Pourtant, nous vivons tous des micro instants de pleine unicité avec l'expérience au quotidien. Des instants bénis où le sentiment de séparation n'est pas là. Des moments furtifs de sérénité entre deux pensées, entre deux perceptions, des instants d'étonnement, d'intimité indéfinissable avec les objets, les êtres, une sensation, une couleur, un goût, une odeur, des moments fugaces de compréhension pure, ou d'intense émotion. De nombreux sportifs ou aventuriers vivent ces moments de non séparation et d'intimité au cœur d'expériences extrêmes. Et puis, il y a le sommeil profond dans lequel nous sombrons tous toutes les nuits.

 

Mais cette pure intimité avec le réel est complètement négligée et presque jamais reconnue comme étant notre véritable nature. La libération consiste simplement à réaliser en toute circonstances qu'il n'y a pas d'entité séparée. Ce n'est généralement pas reconnu parce qu'une activité pensante quasi continue ne cesse d'extraire de l'expérience brute du réel, des objets, des situations, des personnes, des perceptions des 5 sens pour en faire des objets de connaissance séparés d'un moi pensant et étiqueteur. Or, la division entre un objet perçu et ce qui perçoit n'est ni plus ni moins une construction mentale. C'est toujours une surimposition à postériori sur le vécu réel de l'instant insaisissable.

 

Ce n'est pas parce que l'expérience directe ne peut-être formulée en mots qu'elle est illusoire. L'expérience est bien réelle. C'est même notre seule et unique réalité. Ce qui est illusoire c'est le mode de représentation duel qui finit par nous faire ressentir cette séparation au cœur de nos vies.
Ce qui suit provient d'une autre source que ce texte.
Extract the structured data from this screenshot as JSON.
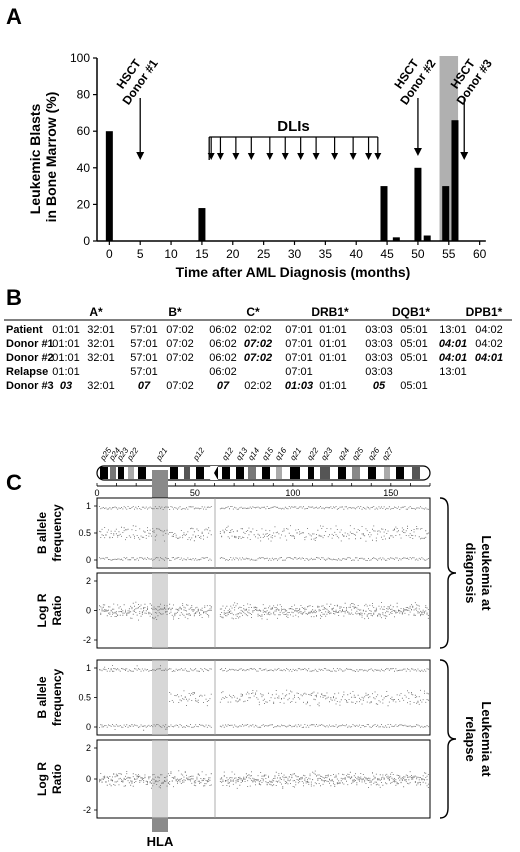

Plus nous nous fondons dans l'expérience directe, plus elle apparaît comme une expression de nous-mêmes. Et quand nous faisons complètement Un avec l'expérience pure et que le mode de perception duel s'est éclipsé, nous sommes happés par le silence. L'expérience pure est indicible.

 

Pour le formuler plus simplement nous pourrions dire que nous passons d'un mode discursif où nous traduisons l'expérience en mots, à un mode perceptif où il n'y a que l'expérience pure. En d'autres termes, nous arrêtons de penser la vie pour ressentir la vie.

 

Dans l'expérience directe de l'instant, nous ne trouvons jamais rien d'objectif, de connaissable, de relatif, de séparé. Rien qui puisse être comparé, sous-pesé, interprété, saisi. Nous ne sommes plus sur le mode "traduire la vie en concepts" ou "chercher à analyser, condamner, justifier ou conceptualiser" ce qui se vit. Dans l'expérience directe, nous ne cherchons pas à faire quelque chose de ce qui est expérimenté. Nulle intention personnelle, nulle stratégie par rapport à ce qui se vit. Aucune relation mercantile ou utilitaire avec le réel. La vie n'est alors pas au service de notre petit moi qui semble toujours vouloir faire quelque chose de ce qui se vit. Dans l'expérience directe, nous n'essayons pas de ranger l'expérience dans des cases pour nous rassurer, nous l'approprier, pour pouvoir en parler aux autres, s'en souvenir, se rappeler que nous sommes au contrôle de tout ceci, ni pour se réjouir ou se lamenter de ce qui se vit. Dans l'expérience pure vous ressentez la Vie, sans commentaires. Il n'y a plus personne pour en faire l'expérience. Vous pouvez entendre cette voix venue des abysses annoncer : Je suis la Vie

 

Il y a juste une indicible et une inconnaissable évidence d'être Cela. Une expérience de paix sans objet, de joie sans cause, comme le sommeil profond.

 

Le Sans Forme que nous sommes imprègne toute forme et toute perception de sa substance incolore et homogène de Présence consciente.

 

Lorsque ceci est pleinement vécu, et reconnu comme notre véritable nature, les pensées ou les étiquetages peuvent surgir pour essayer de traduire en mots l'expérience que nous venons de vivre. Un conditionnement profond a présidé à ses mécanismes. Et, il est possible qu'ils continuent encore à apparaître pendant un certain temps.

 

Mais, lorsqu'on notre vraie nature se révèle, cet imaginaire ne fait qu'apparaître en nous en tant que nous, en la Conscience et en tant qu'une expression de la Conscience que nous sommes. L'imaginaire n'est plus cru. Il est relégué au rang de simple apparition.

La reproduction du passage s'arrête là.